Select features according to the k highest scores.
Read more in the :ref:`User Guide <univariate_feature_selection>`.
Parameters ---------- score_func : callable Function taking two arrays X and y, and returning a pair of arrays (scores, pvalues) or a single array with scores. Default is f_classif (see below 'See also'). The default function only works with classification tasks.
.. versionadded:: 0.18
k : int or 'all', optional, default=10 Number of top features to select. The 'all' option bypasses selection, for use in a parameter search.
Attributes ---------- scores_ : array-like of shape (n_features,) Scores of features.
pvalues_ : array-like of shape (n_features,) p-values of feature scores, None if `score_func` returned only scores.
Examples -------- >>> from sklearn.datasets import load_digits >>> from sklearn.feature_selection import SelectKBest, chi2 >>> X, y = load_digits(return_X_y=True) >>> X.shape (1797, 64) >>> X_new = SelectKBest(chi2, k=20).fit_transform(X, y) >>> X_new.shape (1797, 20)
Notes ----- Ties between features with equal scores will be broken in an unspecified way.

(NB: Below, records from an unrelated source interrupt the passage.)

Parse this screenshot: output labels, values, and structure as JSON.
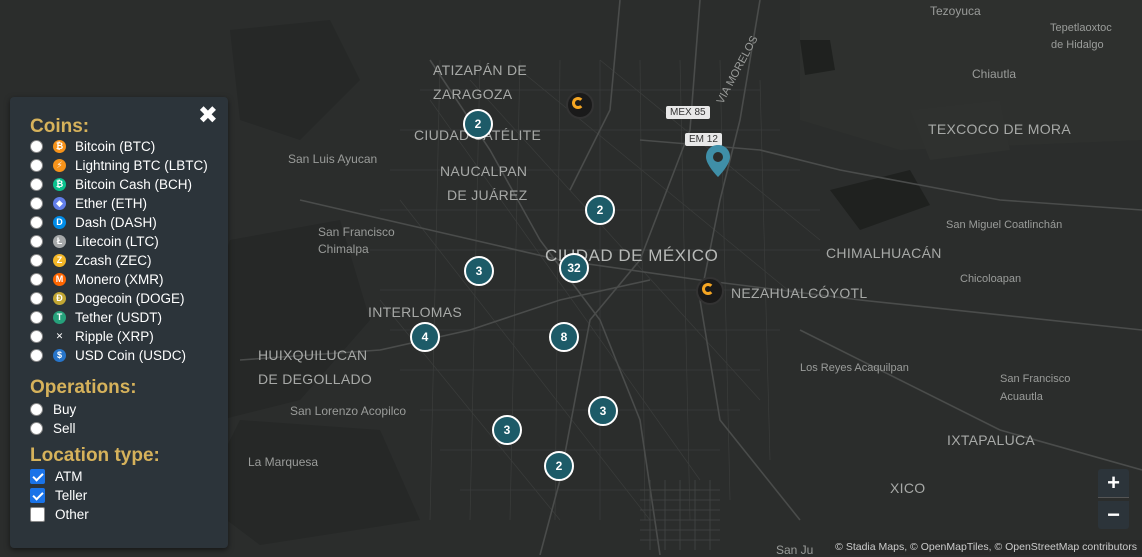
{
  "map": {
    "places": [
      {
        "id": "atizapan",
        "text": "ATIZAPÁN DE",
        "cls": "big"
      },
      {
        "id": "zaragoza",
        "text": "ZARAGOZA",
        "cls": "big"
      },
      {
        "id": "satelite",
        "text": "CIUDAD SATÉLITE",
        "cls": "big"
      },
      {
        "id": "naucalpan",
        "text": "NAUCALPAN",
        "cls": "big"
      },
      {
        "id": "dejuarez",
        "text": "DE JUÁREZ",
        "cls": "big"
      },
      {
        "id": "cdmx",
        "text": "CIUDAD DE MÉXICO",
        "cls": "city"
      },
      {
        "id": "neza",
        "text": "NEZAHUALCÓYOTL",
        "cls": "big"
      },
      {
        "id": "interlomas",
        "text": "INTERLOMAS",
        "cls": "big"
      },
      {
        "id": "huixquilucan",
        "text": "HUIXQUILUCAN",
        "cls": "big"
      },
      {
        "id": "degollado",
        "text": "DE DEGOLLADO",
        "cls": "big"
      },
      {
        "id": "chimalhuacan",
        "text": "CHIMALHUACÁN",
        "cls": "big"
      },
      {
        "id": "texcoco",
        "text": "TEXCOCO DE MORA",
        "cls": "big"
      },
      {
        "id": "ixtapaluca",
        "text": "IXTAPALUCA",
        "cls": "big"
      },
      {
        "id": "xico",
        "text": "XICO",
        "cls": "big"
      },
      {
        "id": "sanluis",
        "text": "San Luis Ayucan",
        "cls": ""
      },
      {
        "id": "sanfrancisco",
        "text": "San Francisco",
        "cls": ""
      },
      {
        "id": "chimalpa",
        "text": "Chimalpa",
        "cls": ""
      },
      {
        "id": "sanlorenzo",
        "text": "San Lorenzo Acopilco",
        "cls": ""
      },
      {
        "id": "lamarquesa",
        "text": "La Marquesa",
        "cls": ""
      },
      {
        "id": "tezoyuca",
        "text": "Tezoyuca",
        "cls": ""
      },
      {
        "id": "tepetlaoxtoc",
        "text": "Tepetlaoxtoc",
        "cls": ""
      },
      {
        "id": "dehidalgo",
        "text": "de Hidalgo",
        "cls": ""
      },
      {
        "id": "chiautla",
        "text": "Chiautla",
        "cls": ""
      },
      {
        "id": "sanmiguel",
        "text": "San Miguel Coatlinchán",
        "cls": ""
      },
      {
        "id": "chicoloapan",
        "text": "Chicoloapan",
        "cls": ""
      },
      {
        "id": "losreyes",
        "text": "Los Reyes Acaquilpan",
        "cls": ""
      },
      {
        "id": "sanfrancisco2",
        "text": "San Francisco",
        "cls": ""
      },
      {
        "id": "acuautla",
        "text": "Acuautla",
        "cls": ""
      },
      {
        "id": "sanju",
        "text": "San Ju",
        "cls": ""
      },
      {
        "id": "viamorelos",
        "text": "VIA MORELOS",
        "cls": ""
      }
    ],
    "shields": [
      {
        "id": "mex85",
        "text": "MEX 85"
      },
      {
        "id": "em12",
        "text": "EM 12"
      }
    ],
    "clusters": [
      {
        "id": "c1",
        "count": "2"
      },
      {
        "id": "c2",
        "count": "2"
      },
      {
        "id": "c3",
        "count": "3"
      },
      {
        "id": "c4",
        "count": "32"
      },
      {
        "id": "c5",
        "count": "4"
      },
      {
        "id": "c6",
        "count": "8"
      },
      {
        "id": "c7",
        "count": "3"
      },
      {
        "id": "c8",
        "count": "3"
      },
      {
        "id": "c9",
        "count": "2"
      }
    ]
  },
  "panel": {
    "close_label": "✖",
    "coins_title": "Coins:",
    "coins": [
      {
        "label": "Bitcoin (BTC)",
        "color": "#f7931a",
        "glyph": "₿"
      },
      {
        "label": "Lightning BTC (LBTC)",
        "color": "#f7931a",
        "glyph": "⚡"
      },
      {
        "label": "Bitcoin Cash (BCH)",
        "color": "#0ac18e",
        "glyph": "₿"
      },
      {
        "label": "Ether (ETH)",
        "color": "#627eea",
        "glyph": "◆"
      },
      {
        "label": "Dash (DASH)",
        "color": "#008ce7",
        "glyph": "D"
      },
      {
        "label": "Litecoin (LTC)",
        "color": "#a6a9aa",
        "glyph": "Ł"
      },
      {
        "label": "Zcash (ZEC)",
        "color": "#f4b728",
        "glyph": "Z"
      },
      {
        "label": "Monero (XMR)",
        "color": "#ff6600",
        "glyph": "M"
      },
      {
        "label": "Dogecoin (DOGE)",
        "color": "#c2a633",
        "glyph": "Ð"
      },
      {
        "label": "Tether (USDT)",
        "color": "#26a17b",
        "glyph": "T"
      },
      {
        "label": "Ripple (XRP)",
        "color": "#2c343a",
        "glyph": "✕"
      },
      {
        "label": "USD Coin (USDC)",
        "color": "#2775ca",
        "glyph": "$"
      }
    ],
    "operations_title": "Operations:",
    "operations": [
      {
        "label": "Buy"
      },
      {
        "label": "Sell"
      }
    ],
    "location_title": "Location type:",
    "location_types": [
      {
        "label": "ATM",
        "checked": true
      },
      {
        "label": "Teller",
        "checked": true
      },
      {
        "label": "Other",
        "checked": false
      }
    ]
  },
  "zoom": {
    "in_label": "+",
    "out_label": "−"
  },
  "attribution": {
    "stadia": "© Stadia Maps",
    "omt": "© OpenMapTiles",
    "osm": "© OpenStreetMap contributors",
    "sep": ", "
  }
}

See also -------- f_classif: ANOVA F-value between label/feature for classification tasks. mutual_info_classif: Mutual information for a discrete target. chi2: Chi-squared stats of non-negative features for classification tasks. f_regression: F-value between label/feature for regression tasks. mutual_info_regression: Mutual information for a continuous target. SelectPercentile: Select features based on percentile of the highest scores. SelectFpr: Select features based on a false positive rate test. SelectFdr: Select features based on an estimated false discovery rate. SelectFwe: Select features based on family-wise error rate. GenericUnivariateSelect: Univariate feature selector with configurable mode.